Tylko w tym tygodniu oprócz Sosnowca Gmyz odwiedzi Jaworzno, Lubin i Głogów. Spotkania autorskie organizuje mu "Fronda", wydawca wspomnianej książki. W terenie pomagają kluby Gazety Polskiej, Solidarni 2010 i … politycy.

Na wczorajszą rozmowę z Gmyzem w stolicy Zagłębia zaprosiło tajemnicze stowarzyszenie Aktywne Zagłębie Dąbrowskie. Tajemnicze, bo ani jego założycieli, ani nazwy nie sposób znaleźć w sieci.

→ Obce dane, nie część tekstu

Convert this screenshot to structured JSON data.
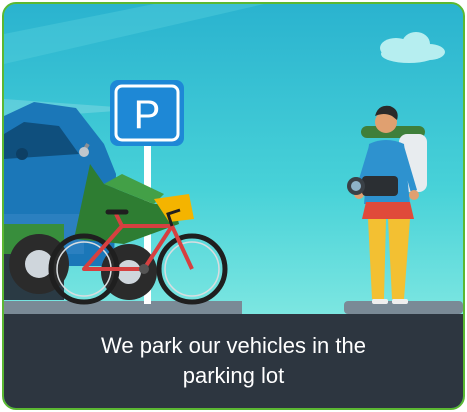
{
  "caption": {
    "text": "We park our vehicles in the parking lot"
  },
  "sign": {
    "letter": "P"
  },
  "colors": {
    "frame": "#5bb832",
    "sky_top": "#2ab3cf",
    "sky_bottom": "#7ce6e1",
    "caption_bg": "#2d3640",
    "sign_blue": "#1e88d6",
    "bicycle": "#d64040"
  },
  "icons": [
    "parking-sign-icon",
    "bicycle-icon",
    "motorcycle-icon",
    "car-icon",
    "traveler-illustration",
    "camera-icon",
    "cloud-icon"
  ]
}
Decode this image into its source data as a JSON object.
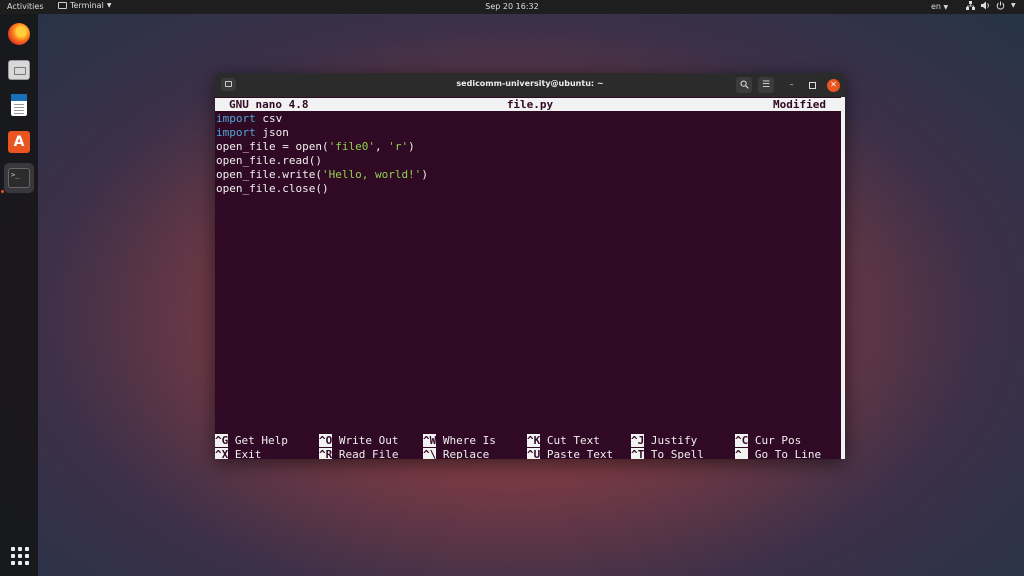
{
  "topbar": {
    "activities": "Activities",
    "app_menu": "Terminal",
    "clock": "Sep 20  16:32",
    "lang": "en"
  },
  "dock": {
    "items": [
      "firefox",
      "files",
      "libreoffice-writer",
      "software-center",
      "terminal"
    ]
  },
  "window": {
    "title": "sedicomm-university@ubuntu: ~"
  },
  "nano": {
    "version": "GNU nano 4.8",
    "filename": "file.py",
    "status": "Modified"
  },
  "code": [
    [
      {
        "t": "import",
        "c": "kw"
      },
      {
        "t": " csv",
        "c": ""
      }
    ],
    [
      {
        "t": "import",
        "c": "kw"
      },
      {
        "t": " json",
        "c": ""
      }
    ],
    [
      {
        "t": "open_file = open(",
        "c": ""
      },
      {
        "t": "'file0'",
        "c": "str"
      },
      {
        "t": ", ",
        "c": ""
      },
      {
        "t": "'r'",
        "c": "str"
      },
      {
        "t": ")",
        "c": ""
      }
    ],
    [
      {
        "t": "open_file.read()",
        "c": ""
      }
    ],
    [
      {
        "t": "open_file.write(",
        "c": ""
      },
      {
        "t": "'Hello, world!'",
        "c": "str"
      },
      {
        "t": ")",
        "c": ""
      }
    ],
    [
      {
        "t": "open_file.close()",
        "c": ""
      }
    ]
  ],
  "shortcuts": [
    [
      {
        "key": "^G",
        "label": "Get Help"
      },
      {
        "key": "^X",
        "label": "Exit"
      }
    ],
    [
      {
        "key": "^O",
        "label": "Write Out"
      },
      {
        "key": "^R",
        "label": "Read File"
      }
    ],
    [
      {
        "key": "^W",
        "label": "Where Is"
      },
      {
        "key": "^\\",
        "label": "Replace"
      }
    ],
    [
      {
        "key": "^K",
        "label": "Cut Text"
      },
      {
        "key": "^U",
        "label": "Paste Text"
      }
    ],
    [
      {
        "key": "^J",
        "label": "Justify"
      },
      {
        "key": "^T",
        "label": "To Spell"
      }
    ],
    [
      {
        "key": "^C",
        "label": "Cur Pos"
      },
      {
        "key": "^_",
        "label": "Go To Line"
      }
    ]
  ],
  "colors": {
    "terminal_bg": "#300a24",
    "keyword": "#4fa5d8",
    "string": "#8fd14b",
    "ubuntu_orange": "#e95420"
  }
}
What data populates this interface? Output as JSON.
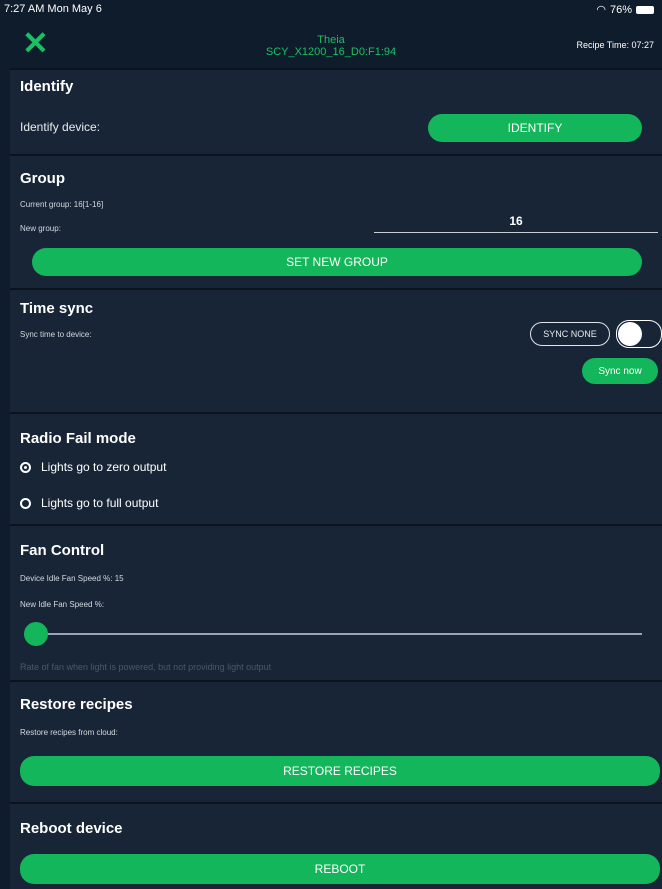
{
  "status": {
    "time_date": "7:27 AM  Mon May 6",
    "battery": "76%"
  },
  "header": {
    "title": "Theia",
    "subtitle": "SCY_X1200_16_D0:F1:94",
    "recipe_time": "Recipe Time: 07:27"
  },
  "identify": {
    "title": "Identify",
    "label": "Identify device:",
    "button": "IDENTIFY"
  },
  "group": {
    "title": "Group",
    "current": "Current group: 16[1-16]",
    "new_label": "New group:",
    "new_value": "16",
    "button": "SET NEW GROUP"
  },
  "timesync": {
    "title": "Time sync",
    "label": "Sync time to device:",
    "chip": "SYNC NONE",
    "button": "Sync now"
  },
  "radiofail": {
    "title": "Radio Fail mode",
    "options": [
      "Lights go to zero output",
      "Lights go to full output"
    ],
    "selected_index": 0
  },
  "fan": {
    "title": "Fan Control",
    "idle": "Device Idle Fan Speed %: 15",
    "new_label": "New Idle Fan Speed %:",
    "hint": "Rate of fan when light is powered, but not providing light output",
    "slider_level": 0
  },
  "restore": {
    "title": "Restore recipes",
    "label": "Restore recipes from cloud:",
    "button": "RESTORE RECIPES"
  },
  "reboot": {
    "title": "Reboot device",
    "button": "REBOOT"
  },
  "colors": {
    "accent": "#13b65a",
    "background": "#0f1c2b",
    "section": "#172536"
  }
}
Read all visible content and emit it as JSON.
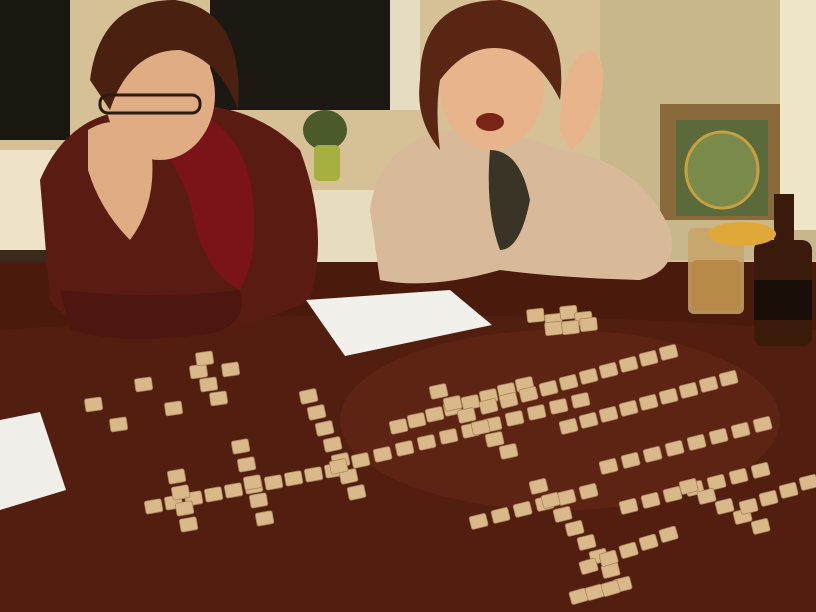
{
  "scene": {
    "description_tag": "photo",
    "colors": {
      "wall": "#d9c69a",
      "window": "#1e1a12",
      "cabinet": "#e8dcc0",
      "table": "#4a1a0c",
      "table_highlight": "#6a2a16",
      "tile": "#d9b98a",
      "tile_edge": "#a8845a",
      "sweater_left": "#5a1c12",
      "scarf": "#7a1418",
      "cardigan_right": "#d8b99a",
      "skin": "#e8b48c",
      "hair_left": "#4a2010",
      "hair_right": "#5a2614",
      "paper": "#f2f0ea",
      "bottle": "#3a1a0a",
      "glass": "#c8a468"
    }
  }
}
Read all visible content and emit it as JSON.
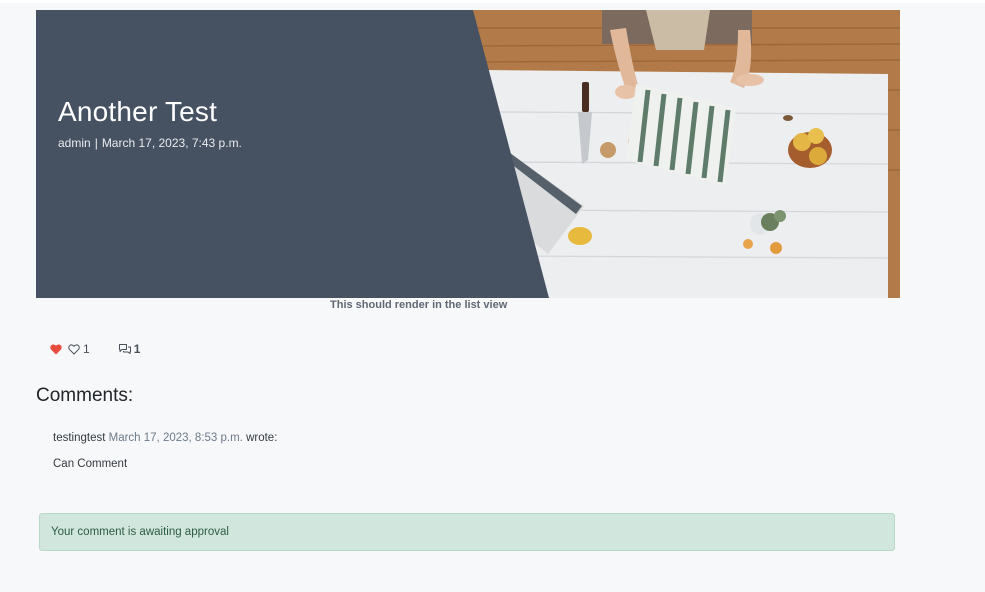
{
  "post": {
    "title": "Another Test",
    "author": "admin",
    "separator": "|",
    "date": "March 17, 2023, 7:43 p.m.",
    "excerpt": "This should render in the list view"
  },
  "stats": {
    "likes_count": "1",
    "comments_count": "1"
  },
  "comments": {
    "heading": "Comments:",
    "items": [
      {
        "author": "testingtest",
        "date": "March 17, 2023, 8:53 p.m.",
        "suffix": "wrote:",
        "body": "Can Comment"
      }
    ]
  },
  "alert": {
    "message": "Your comment is awaiting approval"
  },
  "colors": {
    "hero_panel": "#465162",
    "heart": "#e74c3c",
    "alert_bg": "#d1e7dd"
  },
  "icons": [
    "heart-filled-icon",
    "heart-outline-icon",
    "comment-icon"
  ]
}
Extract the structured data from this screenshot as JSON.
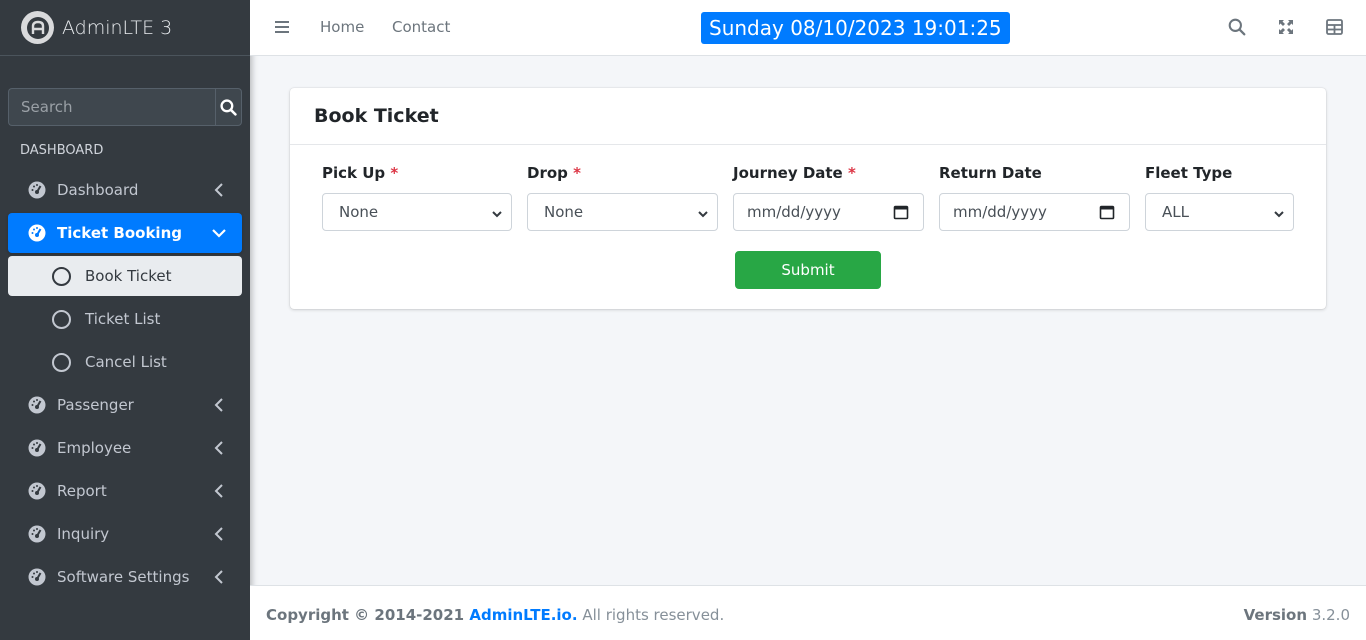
{
  "brand": {
    "name": "AdminLTE 3"
  },
  "sidebar": {
    "search_placeholder": "Search",
    "header": "DASHBOARD",
    "items": [
      {
        "label": "Dashboard",
        "icon": "tachometer-icon"
      },
      {
        "label": "Ticket Booking",
        "icon": "tachometer-icon",
        "active": true,
        "children": [
          {
            "label": "Book Ticket",
            "current": true
          },
          {
            "label": "Ticket List"
          },
          {
            "label": "Cancel List"
          }
        ]
      },
      {
        "label": "Passenger",
        "icon": "tachometer-icon"
      },
      {
        "label": "Employee",
        "icon": "tachometer-icon"
      },
      {
        "label": "Report",
        "icon": "tachometer-icon"
      },
      {
        "label": "Inquiry",
        "icon": "tachometer-icon"
      },
      {
        "label": "Software Settings",
        "icon": "tachometer-icon"
      }
    ]
  },
  "topbar": {
    "links": [
      "Home",
      "Contact"
    ],
    "datetime": "Sunday 08/10/2023 19:01:25"
  },
  "card": {
    "title": "Book Ticket",
    "fields": [
      {
        "label": "Pick Up",
        "required": true,
        "type": "select",
        "value": "None"
      },
      {
        "label": "Drop",
        "required": true,
        "type": "select",
        "value": "None"
      },
      {
        "label": "Journey Date",
        "required": true,
        "type": "date",
        "value": "mm/dd/yyyy"
      },
      {
        "label": "Return Date",
        "required": false,
        "type": "date",
        "value": "mm/dd/yyyy"
      },
      {
        "label": "Fleet Type",
        "required": false,
        "type": "select",
        "value": "ALL"
      }
    ],
    "submit_label": "Submit"
  },
  "footer": {
    "copyright": "Copyright © 2014-2021",
    "brand_link": "AdminLTE.io.",
    "rights": "All rights reserved.",
    "version_label": "Version",
    "version": "3.2.0"
  },
  "colors": {
    "primary": "#007bff",
    "success": "#28a745",
    "danger": "#dc3545",
    "sidebar": "#343a40"
  }
}
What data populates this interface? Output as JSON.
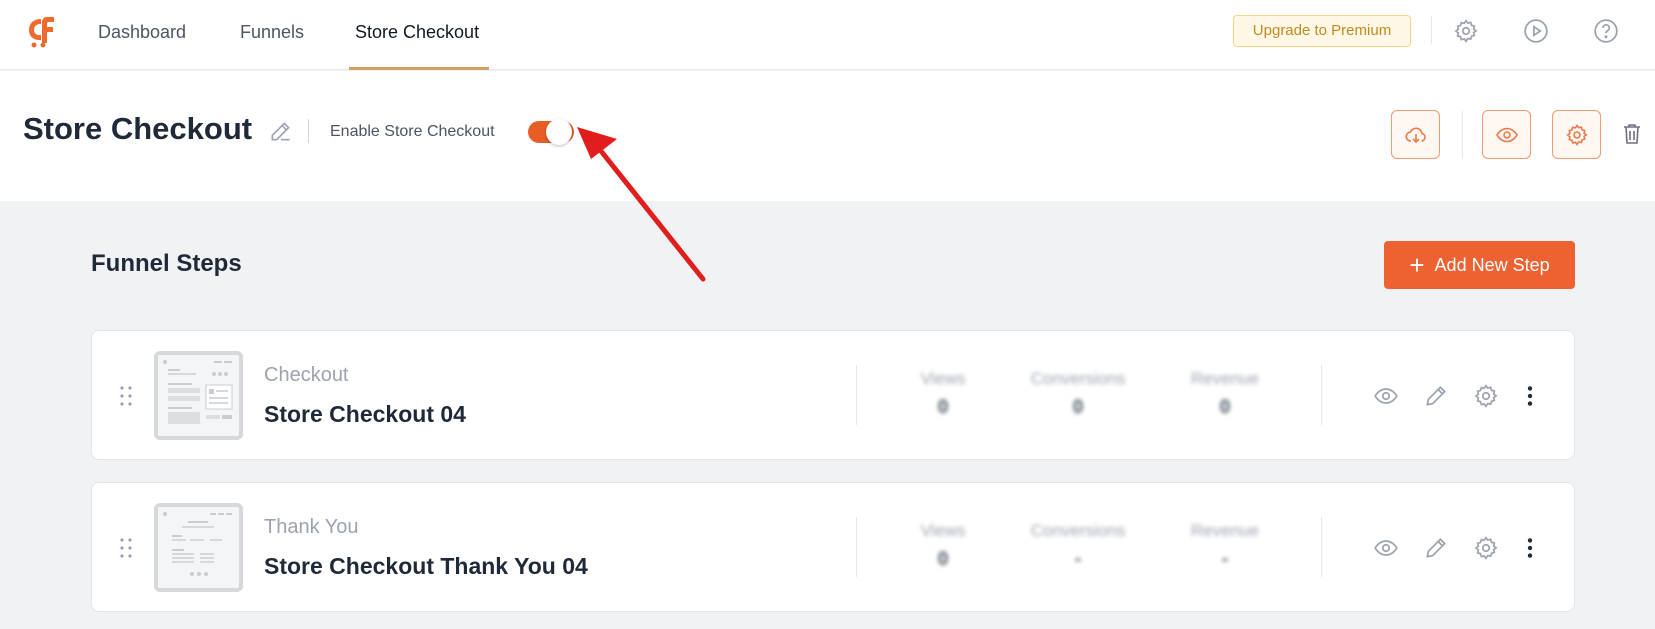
{
  "nav": {
    "links": [
      "Dashboard",
      "Funnels",
      "Store Checkout"
    ],
    "active_index": 2,
    "upgrade_label": "Upgrade to Premium"
  },
  "header": {
    "title": "Store Checkout",
    "enable_label": "Enable Store Checkout",
    "enabled": true
  },
  "section": {
    "title": "Funnel Steps",
    "add_button_label": "Add New Step"
  },
  "steps": [
    {
      "type": "Checkout",
      "name": "Store Checkout 04",
      "stats": [
        {
          "label": "Views",
          "value": "0"
        },
        {
          "label": "Conversions",
          "value": "0"
        },
        {
          "label": "Revenue",
          "value": "0"
        }
      ]
    },
    {
      "type": "Thank You",
      "name": "Store Checkout Thank You 04",
      "stats": [
        {
          "label": "Views",
          "value": "0"
        },
        {
          "label": "Conversions",
          "value": "-"
        },
        {
          "label": "Revenue",
          "value": "-"
        }
      ]
    }
  ],
  "colors": {
    "accent": "#ee6232",
    "toggle_on": "#e65e26",
    "annotation_arrow": "#e11d1d"
  }
}
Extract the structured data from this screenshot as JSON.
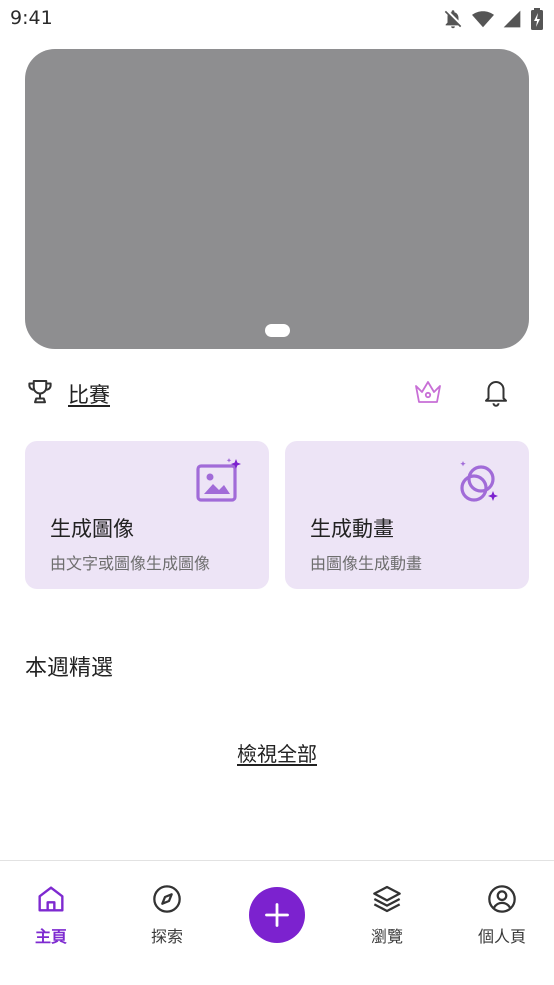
{
  "status_bar": {
    "time": "9:41"
  },
  "banner": {
    "slide_indicator": "1"
  },
  "contest": {
    "label": "比賽"
  },
  "cards": [
    {
      "title": "生成圖像",
      "subtitle": "由文字或圖像生成圖像",
      "icon": "image-sparkle-icon"
    },
    {
      "title": "生成動畫",
      "subtitle": "由圖像生成動畫",
      "icon": "animation-sparkle-icon"
    }
  ],
  "featured": {
    "title": "本週精選",
    "view_all": "檢視全部"
  },
  "nav": [
    {
      "label": "主頁",
      "icon": "home-icon",
      "active": true
    },
    {
      "label": "探索",
      "icon": "compass-icon",
      "active": false
    },
    {
      "label": "",
      "icon": "plus-icon",
      "active": false
    },
    {
      "label": "瀏覽",
      "icon": "layers-icon",
      "active": false
    },
    {
      "label": "個人頁",
      "icon": "profile-icon",
      "active": false
    }
  ],
  "colors": {
    "accent": "#7c22cf",
    "card_bg": "#ede4f6",
    "banner_placeholder": "#8e8e90",
    "crown": "#c86fd6"
  }
}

Zaproszenie słał do mediów Arkadiusz Marzec, który szybko wytłumaczył nam, że spotkanie z autorem słynnego tekstu otrotylu na wraku tupolewa, który rozpętał aferę zakończoną wyrzuceniem redaktora naczelnego "Rzeczpospolitej", miało być swoistym debiutem funkcjonującej od zaledwie kilku tygodni fundacji.

Reklama

On sam zaś - kiedyś polityk PiS - dziś pracuje, jako asystent europosła Solidarnej Polski Tadeusza Cymańskiego.

Co na to sam europoseł?

Kilka godzin przed promocją książki Cymański mówi z żalem, że nie da rady uczestniczyć w imprezie, choć bardzo by chciał. Przyznaje, że pomysł zorganizowania wieczoru autorskiego wyszedł od jego asystenta, ale natychmiast przypadł mu do gustu, bo - jak twierdzi - to świetny sposób na aktywizowanie społeczności.

Reklama

Nie wiem czy opłacamy tylko salę, czy pan redaktor pobiera jakieś wynagrodzenie, ale nie widzę problemu. Trzeba aktywizować lokalną społeczność - odpowiada polityk, gdy pytamy go, czy to jego biuro sfinansuje autorski wieczór.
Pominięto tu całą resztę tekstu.